Pewnie wszyscy się zastanawiają, jak się to skończyło i może jaki z tego morał. Wyczekiwałam tego momentu, choć nie nadmiernie chętnie. Pożegnania to nie są rzeczy, które człowiekowi o pewnej wrażliwości przychodzą łatwo, a to jest właśnie pożegnanie z "Zapiskami z lamusa". Ufam jednak i liczę po cichu, że niczym feniks z popiołów odrodzą się kiedyś jeszcze, choćby i pod nieco zmienioną formą i jak do tej pory - w co chciałabym wierzyć i wobec czego żywię nadzieję - będą trochę bawić, trochę wprawiać w nastrój sentymentalny, trochę refleksyjny. Tak czy inaczej teraz zbieram swoje rzeczy z tego podwórka, wszystkie instrumenty.
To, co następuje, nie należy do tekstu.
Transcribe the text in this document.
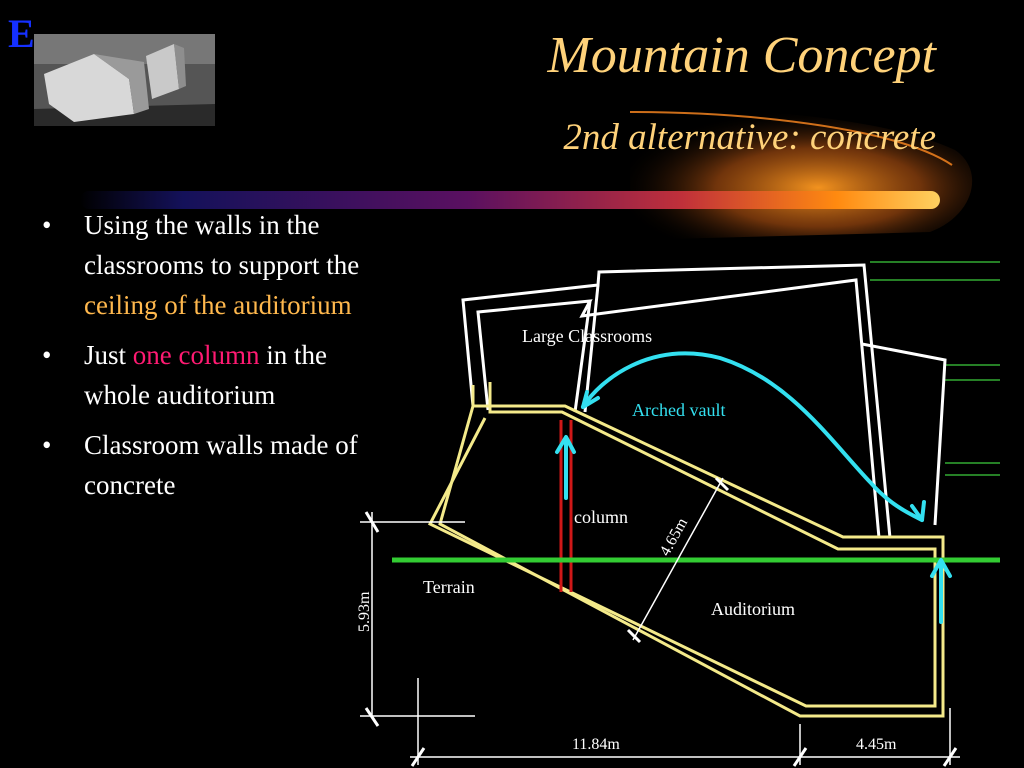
E	Mountain Concept
2nd alternative: concrete
• Using the walls in the classrooms to support the ceiling of the auditorium
• Just one column in the whole auditorium
• Classroom walls made of concrete
Large Classrooms
Arched vault
column
Terrain
Auditorium
4.65m
5.93m
11.84m	4.45m
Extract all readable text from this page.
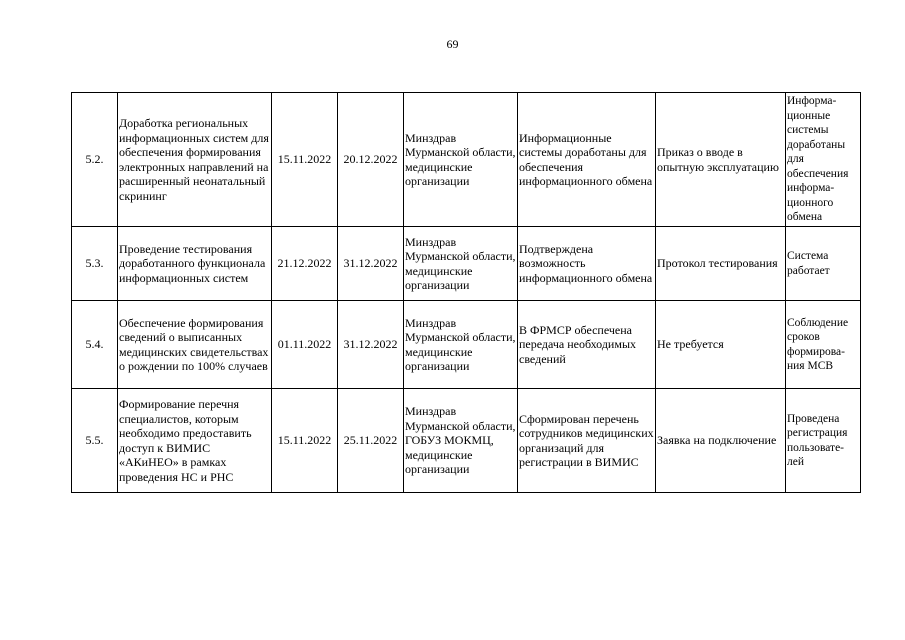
69
5.2.	Доработка региональных информационных систем для обеспечения формирования электронных направлений на расширенный неонатальный скрининг	15.11.2022	20.12.2022	Минздрав Мурманской области, медицинские организации	Информационные системы доработаны для обеспечения информационного обмена	Приказ о вводе в опытную эксплуатацию	Информа- ционные системы доработаны для обеспечения информа- ционного обмена
5.3.	Проведение тестирования доработанного функционала информационных систем	21.12.2022	31.12.2022	Минздрав Мурманской области, медицинские организации	Подтверждена возможность информационного обмена	Протокол тестирования	Система работает
5.4.	Обеспечение формирования сведений о выписанных медицинских свидетельствах о рождении по 100% случаев	01.11.2022	31.12.2022	Минздрав Мурманской области, медицинские организации	В ФРМСР обеспечена передача необходимых сведений	Не требуется	Соблюдение сроков формирова- ния МСВ
5.5.	Формирование перечня специалистов, которым необходимо предоставить доступ к ВИМИС «АКиНЕО» в рамках проведения НС и РНС	15.11.2022	25.11.2022	Минздрав Мурманской области, ГОБУЗ МОКМЦ, медицинские организации	Сформирован перечень сотрудников медицинских организаций для регистрации в ВИМИС	Заявка на подключение	Проведена регистрация пользовате- лей
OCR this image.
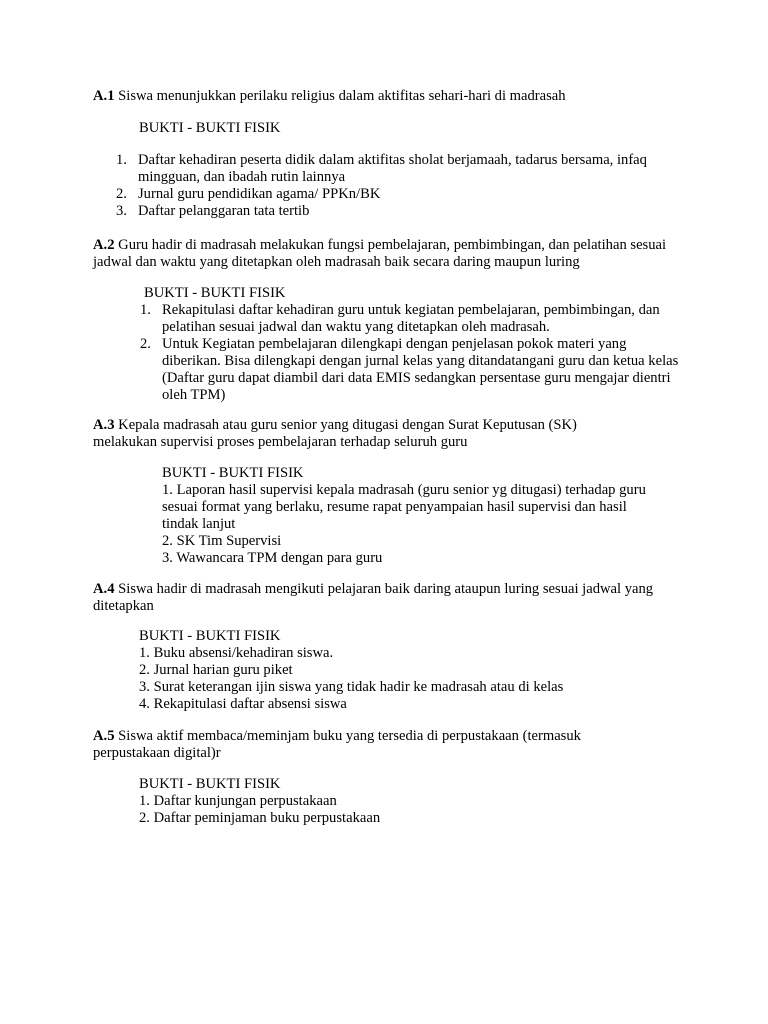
A.1 Siswa menunjukkan perilaku religius dalam aktifitas sehari-hari di madrasah

BUKTI - BUKTI FISIK

1. Daftar kehadiran peserta didik dalam aktifitas sholat berjamaah, tadarus bersama, infaq mingguan, dan ibadah rutin lainnya
2. Jurnal guru pendidikan agama/ PPKn/BK
3. Daftar pelanggaran tata tertib

A.2 Guru hadir di madrasah melakukan fungsi pembelajaran, pembimbingan, dan pelatihan sesuai jadwal dan waktu yang ditetapkan oleh madrasah baik secara daring maupun luring

BUKTI - BUKTI FISIK

1. Rekapitulasi daftar kehadiran guru untuk kegiatan pembelajaran, pembimbingan, dan pelatihan sesuai jadwal dan waktu yang ditetapkan oleh madrasah.
2. Untuk Kegiatan pembelajaran dilengkapi dengan penjelasan pokok materi yang diberikan. Bisa dilengkapi dengan jurnal kelas yang ditandatangani guru dan ketua kelas (Daftar guru dapat diambil dari data EMIS sedangkan persentase guru mengajar dientri oleh TPM)

A.3 Kepala madrasah atau guru senior yang ditugasi dengan Surat Keputusan (SK) melakukan supervisi proses pembelajaran terhadap seluruh guru

BUKTI - BUKTI FISIK
1. Laporan hasil supervisi kepala madrasah (guru senior yg ditugasi) terhadap guru sesuai format yang berlaku, resume rapat penyampaian hasil supervisi dan hasil tindak lanjut
2. SK Tim Supervisi
3. Wawancara TPM dengan para guru

A.4 Siswa hadir di madrasah mengikuti pelajaran baik daring ataupun luring sesuai jadwal yang ditetapkan

BUKTI - BUKTI FISIK
1. Buku absensi/kehadiran siswa.
2. Jurnal harian guru piket
3. Surat keterangan ijin siswa yang tidak hadir ke madrasah atau di kelas
4. Rekapitulasi daftar absensi siswa

A.5 Siswa aktif membaca/meminjam buku yang tersedia di perpustakaan (termasuk perpustakaan digital)r

BUKTI - BUKTI FISIK
1. Daftar kunjungan perpustakaan
2. Daftar peminjaman buku perpustakaan
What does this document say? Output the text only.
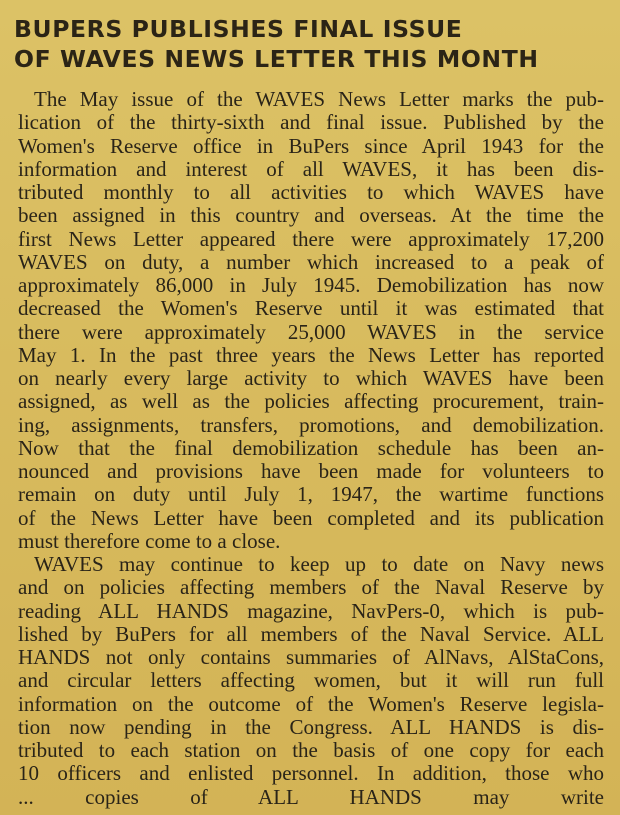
BUPERS PUBLISHES FINAL ISSUE
OF WAVES NEWS LETTER THIS MONTH
The May issue of the WAVES News Letter marks the pub-
lication of the thirty-sixth and final issue. Published by the
Women's Reserve office in BuPers since April 1943 for the
information and interest of all WAVES, it has been dis-
tributed monthly to all activities to which WAVES have
been assigned in this country and overseas. At the time the
first News Letter appeared there were approximately 17,200
WAVES on duty, a number which increased to a peak of
approximately 86,000 in July 1945. Demobilization has now
decreased the Women's Reserve until it was estimated that
there were approximately 25,000 WAVES in the service
May 1. In the past three years the News Letter has reported
on nearly every large activity to which WAVES have been
assigned, as well as the policies affecting procurement, train-
ing, assignments, transfers, promotions, and demobilization.
Now that the final demobilization schedule has been an-
nounced and provisions have been made for volunteers to
remain on duty until July 1, 1947, the wartime functions
of the News Letter have been completed and its publication
must therefore come to a close.
WAVES may continue to keep up to date on Navy news
and on policies affecting members of the Naval Reserve by
reading ALL HANDS magazine, NavPers-0, which is pub-
lished by BuPers for all members of the Naval Service. ALL
HANDS not only contains summaries of AlNavs, AlStaCons,
and circular letters affecting women, but it will run full
information on the outcome of the Women's Reserve legisla-
tion now pending in the Congress. ALL HANDS is dis-
tributed to each station on the basis of one copy for each
10 officers and enlisted personnel. In addition, those who
... copies of ALL HANDS may write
Chowam je jednak i nie zawaham się kiedyś użyć ponownie, bo ja te stare numery z chęcią gram!

Ostatnim zdaniem z cytowanego dzisiaj tekstu było: "Trzeba przecież ruszyć w dalszą drogę". Kończę tak i ja ten odcinek 125 (lub coś koło tego), dodając to jedno ważne słowo: "Dziękuję".

Justyna Żarczyńska

* We wszystkich cytowanych fragmentach zachowano oryginalną pisownię.